4. Penurunan Value Produk Premium
Eksklusivitas hilang → harga dan positioning ikut turun.
Tren Baru: Brand Protection sebagai Kebutuhan, Bukan Opsional
Di tahun 2026, brand fashion dan sneaker mulai menyadari bahwa:
Melindungi produk = melindungi bisnis
Brand tidak bisa lagi hanya mengandalkan:
- Packaging bagus
- Logo kuat
- Distribusi resmi
Karena semua itu bisa ditiru.
Muncul tren baru di industri:
👉 Penggunaan sistem verifikasi keaslian berbasis teknologi
Seperti:
- Unique QR Code
- Unique Serial / PIN
- Digital Authentication System
- Smart Security Label
Tujuannya bukan hanya untuk keamanan, tapi juga untuk:
- Meningkatkan trust
- Memberikan transparansi ke konsumen
- Membuat brand terlihat lebih profesional & premium
Peran Teknologi dalam Melawan Pemalsuan

Teknologi menjadi senjata utama dalam menghadapi tren counterfeit modern.
Beberapa pendekatan yang mulai banyak digunakan:
1. Product Authentication System
Setiap produk memiliki identitas unik yang bisa diverifikasi oleh konsumen.
2. Track & Trace
Brand bisa melacak distribusi produk dari produksi hingga ke tangan konsumen.
3. Consumer Verification Experience
Konsumen bisa scan dan langsung tahu:
- Produk asli atau tidak
- Informasi produk
- Status validasi
Ini bukan hanya security, tapi juga bagian dari customer experience.

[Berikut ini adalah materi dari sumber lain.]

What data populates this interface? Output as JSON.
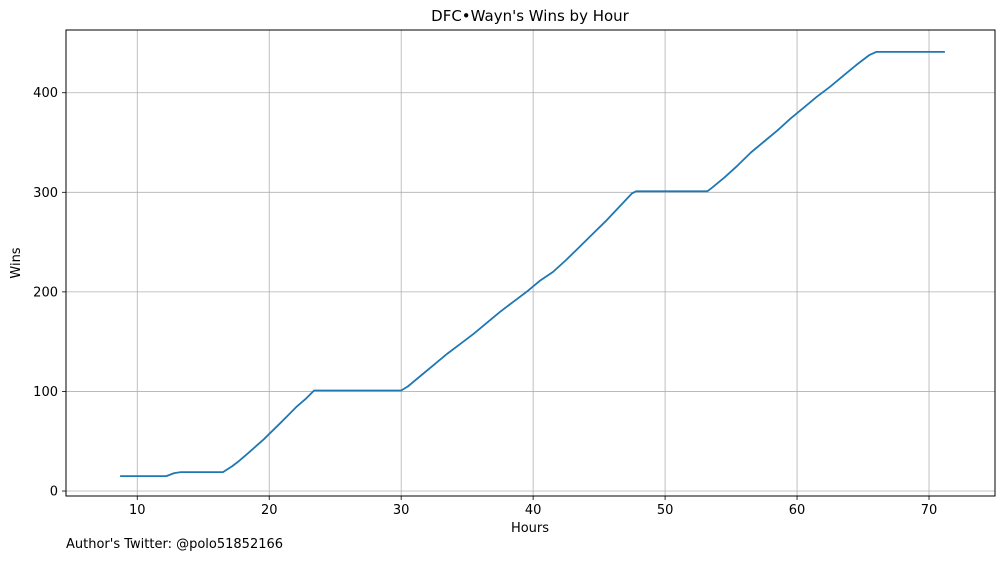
{
  "chart_data": {
    "type": "line",
    "title": "DFC•Wayn's Wins by Hour",
    "xlabel": "Hours",
    "ylabel": "Wins",
    "xlim": [
      4.6,
      75.0
    ],
    "ylim": [
      -5,
      463
    ],
    "xticks": [
      10,
      20,
      30,
      40,
      50,
      60,
      70
    ],
    "yticks": [
      0,
      100,
      200,
      300,
      400
    ],
    "grid": true,
    "line_color": "#1f77b4",
    "series": [
      {
        "x": [
          8.7,
          12.2,
          12.8,
          13.3,
          16.5,
          17.2,
          17.7,
          18.4,
          19.0,
          19.6,
          20.2,
          20.9,
          21.5,
          22.1,
          22.8,
          23.4,
          24.0,
          26.0,
          28.0,
          30.0,
          30.5,
          31.5,
          32.5,
          33.5,
          34.5,
          35.5,
          36.5,
          37.5,
          38.5,
          39.5,
          40.5,
          41.5,
          42.5,
          43.5,
          44.5,
          45.5,
          46.5,
          47.5,
          47.8,
          50.0,
          53.2,
          53.5,
          54.5,
          55.5,
          56.5,
          57.5,
          58.5,
          59.5,
          60.5,
          61.5,
          62.5,
          63.5,
          64.5,
          65.5,
          66.0,
          68.0,
          71.2
        ],
        "y": [
          15,
          15,
          18,
          19,
          19,
          25,
          30,
          38,
          45,
          52,
          60,
          69,
          77,
          85,
          93,
          101,
          101,
          101,
          101,
          101,
          105,
          116,
          127,
          138,
          148,
          158,
          169,
          180,
          190,
          200,
          211,
          220,
          232,
          245,
          258,
          271,
          285,
          299,
          301,
          301,
          301,
          304,
          315,
          327,
          340,
          351,
          362,
          374,
          385,
          396,
          406,
          417,
          428,
          438,
          441,
          441,
          441
        ]
      }
    ]
  },
  "credit": "Author's Twitter: @polo51852166"
}
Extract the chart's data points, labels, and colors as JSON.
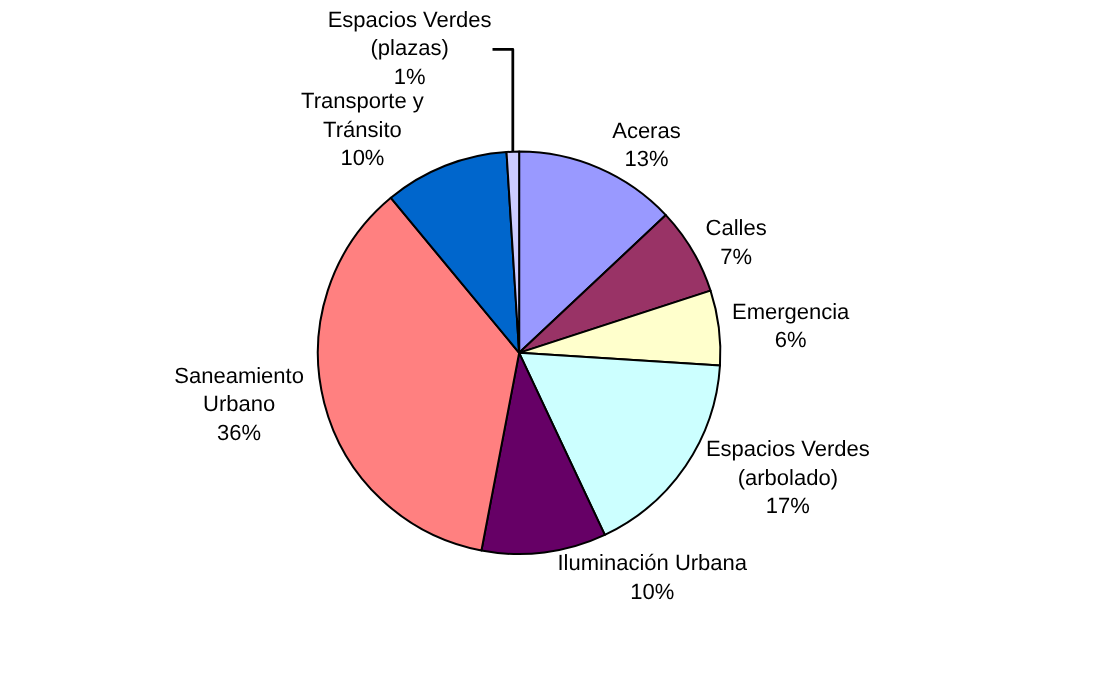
{
  "chart_data": {
    "type": "pie",
    "categories": [
      "Aceras",
      "Calles",
      "Emergencia",
      "Espacios Verdes\n(arbolado)",
      "Iluminación Urbana",
      "Saneamiento\nUrbano",
      "Transporte y\nTránsito",
      "Espacios Verdes\n(plazas)"
    ],
    "values": [
      13,
      7,
      6,
      17,
      10,
      36,
      10,
      1
    ],
    "value_labels": [
      "13%",
      "7%",
      "6%",
      "17%",
      "10%",
      "36%",
      "10%",
      "1%"
    ],
    "colors": [
      "#9999ff",
      "#993366",
      "#ffffcc",
      "#ccffff",
      "#660066",
      "#ff8080",
      "#0066cc",
      "#ccccff"
    ],
    "legend": false
  }
}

Kenapa Brand Fashion Harus Bertindak Sekarang
Jika brand tidak segera beradaptasi, risiko yang akan terjadi:
- Produk palsu semakin sulit dibedakan
- Konsumen kehilangan kepercayaan
- Kompetitor terlihat lebih “aman & terpercaya”
- Brand sulit scale ke level yang lebih besar
Sebaliknya, brand yang mulai mengadopsi sistem perlindungan akan:
- Terlihat lebih profesional
- Lebih dipercaya oleh distributor & reseller
- Memiliki kontrol lebih kuat terhadap produk
- Siap masuk ke pasar global
Shieldtag: Solusi Perlindungan Produk di Era Pemalsuan Modern
Sebagai Brand Protection Partner, Shieldtag hadir bukan hanya sebagai “stiker keamanan”, tetapi sebagai sistem perlindungan produk yang terintegrasi.
Dengan pendekatan seperti:
- Unique QR
- Unique PIN
- Unique ID
- Smart Security System
Shieldtag membantu brand untuk:
- Memverifikasi keaslian produk secara real-time
- Meningkatkan trust konsumen
- Melindungi brand value dari pemalsuan
Lebih dari itu, Shieldtag juga membantu brand untuk naik level dari sekadar jual produk → menjadi brand yang terpercaya dan siap berkembang
Tahun 2026 Menjadi Tantangan
Tahun 2026 menjadi titik penting bagi industri fashion dan sneaker di Indonesia. Pemalsuan tidak lagi bisa dianggap sebagai masalah kecil, melainkan ancaman nyata terhadap pertumbuhan brand.
Brand yang ingin bertahan dan berkembang harus mulai berpikir:
“Bagaimana cara memastikan produk saya tetap dipercaya?”